Spuren einer heute vielen fremdgewordenen Marienfrömmigkeit

Die Zeit des "marianischen Zeitalters" ist jedenfalls lange schon Geschichte. Und auch die Epochen haben sich gewandelt: Der mitunter übertriebene Gefühlsausdruck der Romantiker ist manchen Zeitgenossen heute fremd geworden. Was geblieben ist, ist die Verehrung Mariens, die bis heute in unterschiedlichen Formen ihren Ausdruck findet. Im Mai versammeln sich viele Gläubige zu den Maiandachten, der Oktober ist besonders durch das Rosenkranzgebet geprägt. Und im Jahreslauf feiert die Kirche zahlreiche Marienfeste: Die Aufnahme Mariens in den Himmel am 15. August, die Geburt Mariens am 08. September, das Gedächtnis der Sieben Schmerzen Mariens am 15. September und so weiter. In manchen Gegenden ist es auch üblich, am Ende der Eucharistiefeier die Gottesmutter mit einem Lied zu grüßen. Und dreimal am Tag läuten die Kirchenglocken und laden zum Angelus-Gebet ein, um daran zu erinnern, wie Maria zum Plan Gottes Ja gesagt hat und Gott so in unserer Welt Mensch geworden ist.

Ein Pfarrer segnet Kinder in Tracht mit Blumen an Mariä Himmelfahrt in der Kirche in Partenkirchen.
Bild: ©KNA

Bis heute in vielen Pfarreien sommerliche Tradition: die Kräuterweihe an "Mariä Himmelfahrt" im August.

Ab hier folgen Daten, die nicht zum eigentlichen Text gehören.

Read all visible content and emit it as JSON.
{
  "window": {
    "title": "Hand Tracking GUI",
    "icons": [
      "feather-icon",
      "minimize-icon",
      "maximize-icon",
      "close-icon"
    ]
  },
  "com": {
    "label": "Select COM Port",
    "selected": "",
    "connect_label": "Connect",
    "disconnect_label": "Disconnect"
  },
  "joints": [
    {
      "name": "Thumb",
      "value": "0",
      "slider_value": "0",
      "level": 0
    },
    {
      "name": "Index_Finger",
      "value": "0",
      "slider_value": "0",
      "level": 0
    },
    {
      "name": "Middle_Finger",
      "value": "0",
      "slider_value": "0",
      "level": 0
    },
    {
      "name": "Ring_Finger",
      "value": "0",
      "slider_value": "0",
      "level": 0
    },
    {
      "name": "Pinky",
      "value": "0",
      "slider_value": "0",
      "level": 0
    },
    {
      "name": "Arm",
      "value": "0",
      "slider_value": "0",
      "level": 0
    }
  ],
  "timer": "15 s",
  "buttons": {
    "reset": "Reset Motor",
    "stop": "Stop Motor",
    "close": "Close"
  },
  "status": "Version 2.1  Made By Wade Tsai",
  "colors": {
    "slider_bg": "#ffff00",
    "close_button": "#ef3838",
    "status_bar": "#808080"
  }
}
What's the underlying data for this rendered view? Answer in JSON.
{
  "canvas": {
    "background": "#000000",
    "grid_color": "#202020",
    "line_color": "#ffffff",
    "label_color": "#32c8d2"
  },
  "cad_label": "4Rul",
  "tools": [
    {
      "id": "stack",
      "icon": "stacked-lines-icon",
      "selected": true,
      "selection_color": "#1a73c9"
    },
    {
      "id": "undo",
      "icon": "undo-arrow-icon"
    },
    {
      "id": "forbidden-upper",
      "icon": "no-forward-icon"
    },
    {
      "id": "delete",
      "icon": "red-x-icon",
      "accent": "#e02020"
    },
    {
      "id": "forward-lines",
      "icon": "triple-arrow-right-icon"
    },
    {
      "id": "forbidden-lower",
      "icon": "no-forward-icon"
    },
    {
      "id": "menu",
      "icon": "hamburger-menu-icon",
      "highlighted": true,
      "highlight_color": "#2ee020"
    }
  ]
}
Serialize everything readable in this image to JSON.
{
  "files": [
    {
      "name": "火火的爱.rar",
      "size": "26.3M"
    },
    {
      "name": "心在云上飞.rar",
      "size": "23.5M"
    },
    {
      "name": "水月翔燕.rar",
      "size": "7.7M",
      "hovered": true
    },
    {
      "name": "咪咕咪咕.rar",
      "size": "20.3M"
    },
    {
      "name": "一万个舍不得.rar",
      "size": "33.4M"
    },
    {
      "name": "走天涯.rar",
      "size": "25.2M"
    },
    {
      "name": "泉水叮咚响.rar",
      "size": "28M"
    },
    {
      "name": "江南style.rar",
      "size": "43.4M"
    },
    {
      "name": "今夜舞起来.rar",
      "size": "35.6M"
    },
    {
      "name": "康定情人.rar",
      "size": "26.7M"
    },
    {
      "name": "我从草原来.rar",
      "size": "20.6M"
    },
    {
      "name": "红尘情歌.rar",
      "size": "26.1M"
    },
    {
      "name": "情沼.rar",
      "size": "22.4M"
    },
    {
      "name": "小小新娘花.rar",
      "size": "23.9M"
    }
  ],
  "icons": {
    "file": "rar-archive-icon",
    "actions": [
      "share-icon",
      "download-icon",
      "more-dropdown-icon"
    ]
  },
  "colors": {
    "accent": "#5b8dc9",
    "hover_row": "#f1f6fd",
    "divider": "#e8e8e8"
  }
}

Viele dieser Frömmigkeitsübungen muten heutzutage reichlich seltsam an. So sprechen viele Marienlieder eine Sprache, die uns heute fremd geworden ist: "Maria, dich lieben ist allzeit mein Sinn", heißt es da. Oder: "Sie strahlt im Tugendkleide, kein Engel gleichet ihr; die Reinheit ihr Geschmeide, die Demut ihre Zier." Und im Klassiker aus der Feder der Konvertitin Cordula Wöhler singt man: "Segne du, Maria, segne mich, dein Kind, dass ich hier den Frieden, dort den Himmel find." Auch das Rosenkranzgebet ist eine Andachtsübung, die gar nicht mehr so recht in unsere Zeit zu passen scheint: Der Rosenkranz ist Ausdruck einer "gezählten Frömmigkeit" und damit in einer Epoche verhaftet, die heute längst vergessen ist. In der Zeit, in der das Rosenkranzgebet entstand, war es entschieden wichtig, möglichst viel und möglichst oft ein Gebet zu sprechen. Mit anderen Worten: Nicht die Qualität des Betens war entscheidend, sondern die Quantität. Es war die Zeit, in der die Ablässe blühten und die Gläubigen alles im Blick auf das Ende taten. Und um im Fegfeuer verschont zu werden, war es eben wichtig, möglichst viel getan zu haben. Der Rosenkranz ist ein Beispiel für eine solche "gezählte Frömmigkeit". Nicht nur einmal wird das "Ave Maria" gebetet, sondern dreiundfünfzigmal und das ist schon eine erhebliche Menge an Gebeten, die man beim Rosenkranz zusammensammelt.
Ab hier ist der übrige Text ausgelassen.